WEBEXCLUSIVE

The Unreliability of Primary Sources

Parsing out what you know and what you don’t know from archival material is an intrinsic part of research. Archives and other primary sources are generally considered more reliable than secondary sources, such as art criticism, theoretical studies, and historical texts, because they are first-hand accounts. Although this may be true in general, researching my book on art critic, curator, and Works Progress Administration (WPA) Federal Art Project director Holger Cahill has made me reexamine my confidence in primary documents, which are susceptible to the distortions of memory and only as reliable as their narrator.

A lively, engaging, but untrustworthy narrator, Cahill’s wide-reaching contributions to American art include the early promotion of American folk art (he helped to assemble Abby Rockefeller’s collection at Colonial Williamsburg), the expansion of the Newark Museum’s collection of American art, and curatorial projects for the Museum of Modern Art in the early 1930s. In his most well-known role as director of the Federal Art Project he nurtured thousands of artists through the Depression, facilitated the construction of thousands of murals and public art works, and engaged the populace with American art on an unprecedented scale.

All these achievements were facilitated by personal myth-making. An Icelandic immigrant, Cahill grew up in poverty in North Dakota. After becoming estranged from his family, he arrived in New York as a hobo boxcar rider with little formal education and no experience in the art world. Settling in Greenwich Village, he developed relationships with artist John Sloan and art dealer Edith Gregor Halpert that helped propel his career. He also reinvented himself, changing his given name, Sveinn Kristjan Bjarnarsson, altering his birthdate to make himself six years younger, and claiming he was born in St.
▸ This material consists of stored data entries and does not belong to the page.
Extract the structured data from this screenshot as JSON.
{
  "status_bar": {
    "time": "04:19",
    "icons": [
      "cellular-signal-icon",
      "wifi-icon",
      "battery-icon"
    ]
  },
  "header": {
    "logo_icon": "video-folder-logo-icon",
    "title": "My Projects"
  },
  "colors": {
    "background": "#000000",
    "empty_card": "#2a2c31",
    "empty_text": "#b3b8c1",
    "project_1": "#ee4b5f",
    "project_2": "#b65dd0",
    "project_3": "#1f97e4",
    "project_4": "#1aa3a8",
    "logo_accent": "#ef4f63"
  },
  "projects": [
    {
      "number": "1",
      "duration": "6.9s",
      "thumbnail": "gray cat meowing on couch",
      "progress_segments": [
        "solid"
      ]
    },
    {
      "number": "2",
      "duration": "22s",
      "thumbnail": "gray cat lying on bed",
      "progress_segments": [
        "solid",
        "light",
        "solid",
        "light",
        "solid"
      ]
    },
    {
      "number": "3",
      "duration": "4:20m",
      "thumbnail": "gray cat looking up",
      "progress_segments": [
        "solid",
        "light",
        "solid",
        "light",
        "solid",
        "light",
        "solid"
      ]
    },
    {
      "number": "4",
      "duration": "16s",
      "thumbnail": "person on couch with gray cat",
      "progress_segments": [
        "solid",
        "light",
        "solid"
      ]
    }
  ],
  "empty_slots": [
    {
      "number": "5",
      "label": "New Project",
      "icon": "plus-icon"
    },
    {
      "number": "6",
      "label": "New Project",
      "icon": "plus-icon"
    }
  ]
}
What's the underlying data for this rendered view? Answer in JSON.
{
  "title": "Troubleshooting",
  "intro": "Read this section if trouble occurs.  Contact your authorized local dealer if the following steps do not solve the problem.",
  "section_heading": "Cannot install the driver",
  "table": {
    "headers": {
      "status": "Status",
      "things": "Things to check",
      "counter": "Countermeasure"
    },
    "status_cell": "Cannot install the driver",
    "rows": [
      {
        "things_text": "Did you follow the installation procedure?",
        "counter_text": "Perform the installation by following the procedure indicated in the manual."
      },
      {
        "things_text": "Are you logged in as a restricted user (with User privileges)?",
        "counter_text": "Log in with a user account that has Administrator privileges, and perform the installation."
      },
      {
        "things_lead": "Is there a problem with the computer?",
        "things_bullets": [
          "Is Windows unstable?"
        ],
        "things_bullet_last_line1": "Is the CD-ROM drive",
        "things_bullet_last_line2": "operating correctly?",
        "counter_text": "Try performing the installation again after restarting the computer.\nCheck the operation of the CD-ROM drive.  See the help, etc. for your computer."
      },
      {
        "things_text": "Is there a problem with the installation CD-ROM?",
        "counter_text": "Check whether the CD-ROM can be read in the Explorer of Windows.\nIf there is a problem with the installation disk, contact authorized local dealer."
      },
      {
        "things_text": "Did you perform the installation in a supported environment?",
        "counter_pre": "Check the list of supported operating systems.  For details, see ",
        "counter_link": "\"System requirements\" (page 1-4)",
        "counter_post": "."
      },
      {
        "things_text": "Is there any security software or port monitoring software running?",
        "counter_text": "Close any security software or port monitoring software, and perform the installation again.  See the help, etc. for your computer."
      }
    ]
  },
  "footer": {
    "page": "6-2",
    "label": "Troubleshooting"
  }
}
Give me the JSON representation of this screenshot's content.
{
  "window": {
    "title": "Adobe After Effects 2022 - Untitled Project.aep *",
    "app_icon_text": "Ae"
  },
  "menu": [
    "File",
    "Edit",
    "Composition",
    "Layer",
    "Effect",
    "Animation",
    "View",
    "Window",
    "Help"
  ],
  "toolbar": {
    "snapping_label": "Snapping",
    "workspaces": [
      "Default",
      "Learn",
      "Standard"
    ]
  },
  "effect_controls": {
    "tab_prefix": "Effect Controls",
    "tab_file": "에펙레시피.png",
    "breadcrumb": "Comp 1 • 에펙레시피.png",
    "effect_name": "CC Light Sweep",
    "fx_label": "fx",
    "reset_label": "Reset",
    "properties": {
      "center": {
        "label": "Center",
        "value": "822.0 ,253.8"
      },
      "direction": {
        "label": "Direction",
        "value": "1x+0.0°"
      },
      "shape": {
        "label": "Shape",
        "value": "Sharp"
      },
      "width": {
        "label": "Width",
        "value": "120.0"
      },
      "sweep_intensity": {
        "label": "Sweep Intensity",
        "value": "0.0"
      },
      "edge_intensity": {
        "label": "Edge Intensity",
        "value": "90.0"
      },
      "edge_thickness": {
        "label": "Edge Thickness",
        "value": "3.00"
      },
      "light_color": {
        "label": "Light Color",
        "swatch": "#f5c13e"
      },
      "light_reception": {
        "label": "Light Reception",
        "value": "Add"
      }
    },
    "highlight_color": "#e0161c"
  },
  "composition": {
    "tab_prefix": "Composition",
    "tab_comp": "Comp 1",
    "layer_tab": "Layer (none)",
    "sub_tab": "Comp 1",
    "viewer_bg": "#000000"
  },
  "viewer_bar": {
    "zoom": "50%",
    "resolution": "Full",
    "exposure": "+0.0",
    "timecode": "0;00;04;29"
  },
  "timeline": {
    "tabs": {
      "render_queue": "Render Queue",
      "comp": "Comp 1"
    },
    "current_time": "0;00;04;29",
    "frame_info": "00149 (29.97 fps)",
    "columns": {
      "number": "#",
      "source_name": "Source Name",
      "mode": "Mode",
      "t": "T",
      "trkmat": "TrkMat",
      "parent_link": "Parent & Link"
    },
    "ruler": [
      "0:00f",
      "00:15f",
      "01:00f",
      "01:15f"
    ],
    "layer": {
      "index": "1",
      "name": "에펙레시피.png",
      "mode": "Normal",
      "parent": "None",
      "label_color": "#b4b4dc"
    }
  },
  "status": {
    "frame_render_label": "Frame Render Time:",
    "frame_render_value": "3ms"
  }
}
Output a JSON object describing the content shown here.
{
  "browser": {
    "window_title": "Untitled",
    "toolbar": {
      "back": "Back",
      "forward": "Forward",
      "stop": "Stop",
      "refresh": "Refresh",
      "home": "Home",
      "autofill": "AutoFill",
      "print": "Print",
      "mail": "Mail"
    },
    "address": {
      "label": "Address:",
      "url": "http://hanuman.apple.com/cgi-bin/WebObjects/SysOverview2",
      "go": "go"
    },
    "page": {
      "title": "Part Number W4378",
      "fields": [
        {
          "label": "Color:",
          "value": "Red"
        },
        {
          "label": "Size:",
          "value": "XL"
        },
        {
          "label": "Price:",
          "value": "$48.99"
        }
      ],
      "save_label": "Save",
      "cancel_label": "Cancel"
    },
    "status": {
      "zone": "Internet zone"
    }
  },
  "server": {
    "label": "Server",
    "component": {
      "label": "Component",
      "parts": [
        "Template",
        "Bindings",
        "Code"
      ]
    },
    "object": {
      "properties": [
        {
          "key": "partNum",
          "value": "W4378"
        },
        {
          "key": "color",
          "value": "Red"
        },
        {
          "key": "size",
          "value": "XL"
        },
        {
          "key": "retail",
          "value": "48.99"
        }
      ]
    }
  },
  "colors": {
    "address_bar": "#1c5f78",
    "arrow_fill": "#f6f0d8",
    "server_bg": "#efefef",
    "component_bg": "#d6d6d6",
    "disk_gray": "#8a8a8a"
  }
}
Paul Minnesota rather than in Skógarströnd Iceland.

Cahill’s proclivity for refashioning his biography calls into question the accuracy of the 500-page oral history interview he gave to Columbia University in 1957 as well as his letters and personal statements preserved at the Archives of American Art and the New York Public Library. The oral history interview, because of its narrative format, seems particularly susceptible to storytelling and misremembrances. Cahill begins the interview with the statement, “I first saw the world on the banks of the Mississippi, but I don’t remember it at all. That is the Mississippi River [. . .]The world that I first got acquainted with was the flatlands of eastern Dakota.” This misleading comment gives the impression Cahill was born somewhere in the Midwest. An even more direct misrepresentation appears in Cahill’s correspondence. In a letter to the New Deal Administration, written shortly after his nomination for the directorship of the Federal Art Project, Cahill explained that although he did not have a U.S. passport, “I was born in St. Paul, Minnesota. At any rate so I have always believed.” Letters are not necessarily more protected from fabrications than oral history.

Although it is a problematic document, I do not want to discount the oral history interview and the wealth of material it provides. However, trying to corroborate information that could be open to interpretation can be tricky. It can be difficult to confirm all the specifics of even a single memory.

One such instance is Cahill’s response to an exposé published in Life magazine on April 17, 1944, which concerned the disposal of artworks after the Federal Art Project disbanded. Entitled “End of WPA Art: Canvases which Cost Government 35 million dollars are Sold for Junk,” the photo essay documents the selling of paintings for as little as three dollars in a Lower East Side junk shop. Regardless of any missteps that he had made in liquidating the art programs, Cahill was furious this article had been printed and would mar the achievements of Federal Art Project and the artists. He recalls he met the art critic for Life at the Lafayette Hotel and got into a “terrible row with her.” She was a “woman who had tried to get a job on the Project, but she didn’t make the grade and then she got a job at Life.” Then Cahill orchestrated a counter article by contacting the editor of the daily newspaper P.M. The paper sent him a young Lillian Ross (this was before she joined the New Yorker) to report his side of the story.

The P.M. story “Life delivers a very low punch” was published on April 30, 1944, so
the general outline of Cahill’s account checks out. Corroborating other details is a bit more challenging. Who was the art critic for Life and did Cahill really confront her? What are the chances Lillian Ross might remember interviewing Cahill for this article and could provide another perspective? Is this event significant enough to my project to pursue?

Although these are standard research questions, Cahill and other unreliable narrators heighten our awareness of the limitations of the archival record and force us to acknowledge the boundaries of what we can know. An archive, after all, is a human document shaped by the doubts, egotism, mistakes, challenges, passions, and personality of its author. Cahill’s life retained an aura of mystery even to those who knew him best.

Contributor

Jillian Russo

JILLIAN RUSSO is curator at the Art Students League of New York.